FindRoot : I started with an initial value of (14,15,10,100) which I get from my data. FindRoot returns the last value (which does not satisfy my system) and the following message.
FindRoot::lstol: The line search decreased the step size to within tolerance specified by AccuracyGoal and PrecisionGoal but was unable.....

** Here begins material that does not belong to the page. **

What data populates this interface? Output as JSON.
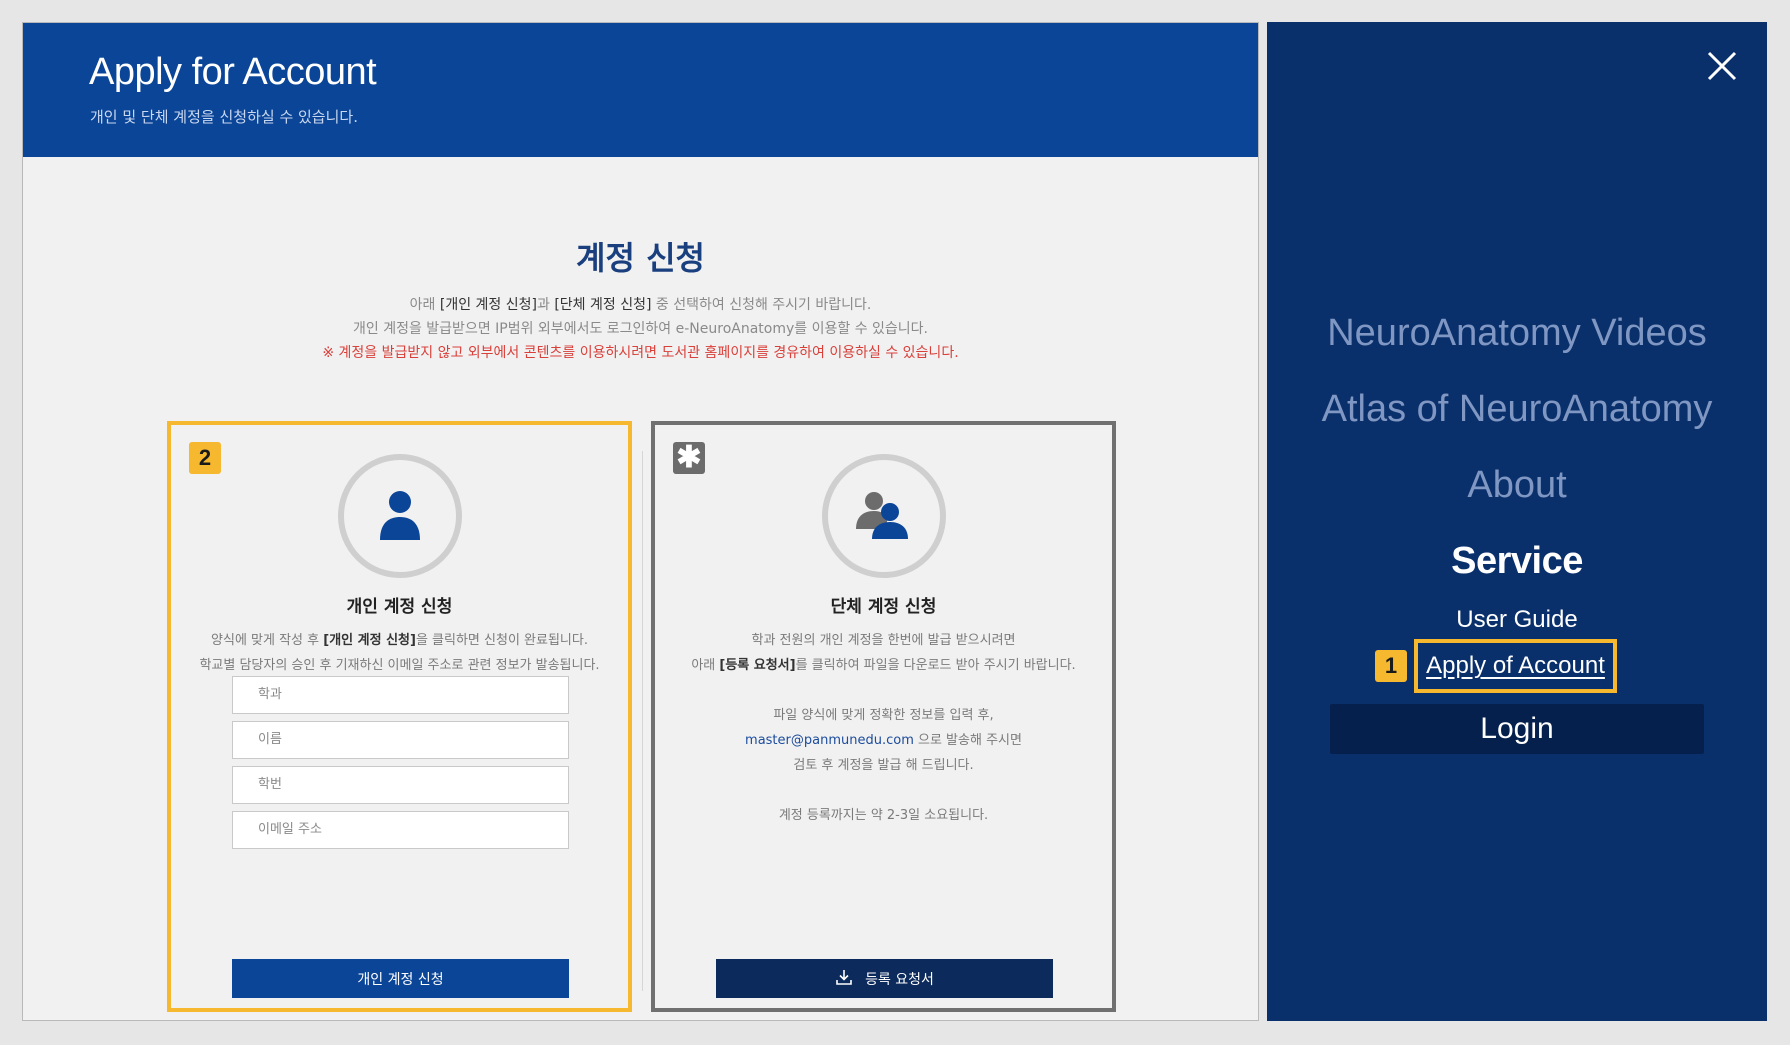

I tried different initial values, including the value returned by FindRoot. I tried to analyze the pattern of the solution value at each step. I didn’t see any pattern but noticed that the z values become negative early in the process. So I put bounds on the values. This just stops the code at the minimum value of 0.1. I also tried an exponential system instead of log, same issues.
Reap[FindRoot[{
7*w==(7*w+5*x + 2*y + z)*(0.76 + 0.12*Log[w] -0.08*Log[x] -0.03*Log[y] -0.07*Log[7*w+5*x + 2*y + z]),
5*x==(7*w+5*x + 2*y + z)*(0.84 -0.08*Log[w] +0.11*Log[x] -0.02*Log[y] -0.08*Log[7*w+5*x + 2*y + z]),
2*y==(7*w+5*x + 2*y + z)*(-0.45 - 0.03*Log[w] -0.02*Log[x] +0.05*Log[y] +0.12*Log[7*w+5*x + 2*y + z]),
z==(7*w+5*x + 2*y + z)*(-0.16 + 0*Log[w] -0*Log[x] -0*Log[y] +0.03*Log[7*w+5*x + 2*y + z])},
{{w,14,0.1,500},{x,15,0.1,500},{y,10,0.1,500},
{z,100,0.1,500}},EvaluationMonitor:>Sow[{w,x,y,z}] ]]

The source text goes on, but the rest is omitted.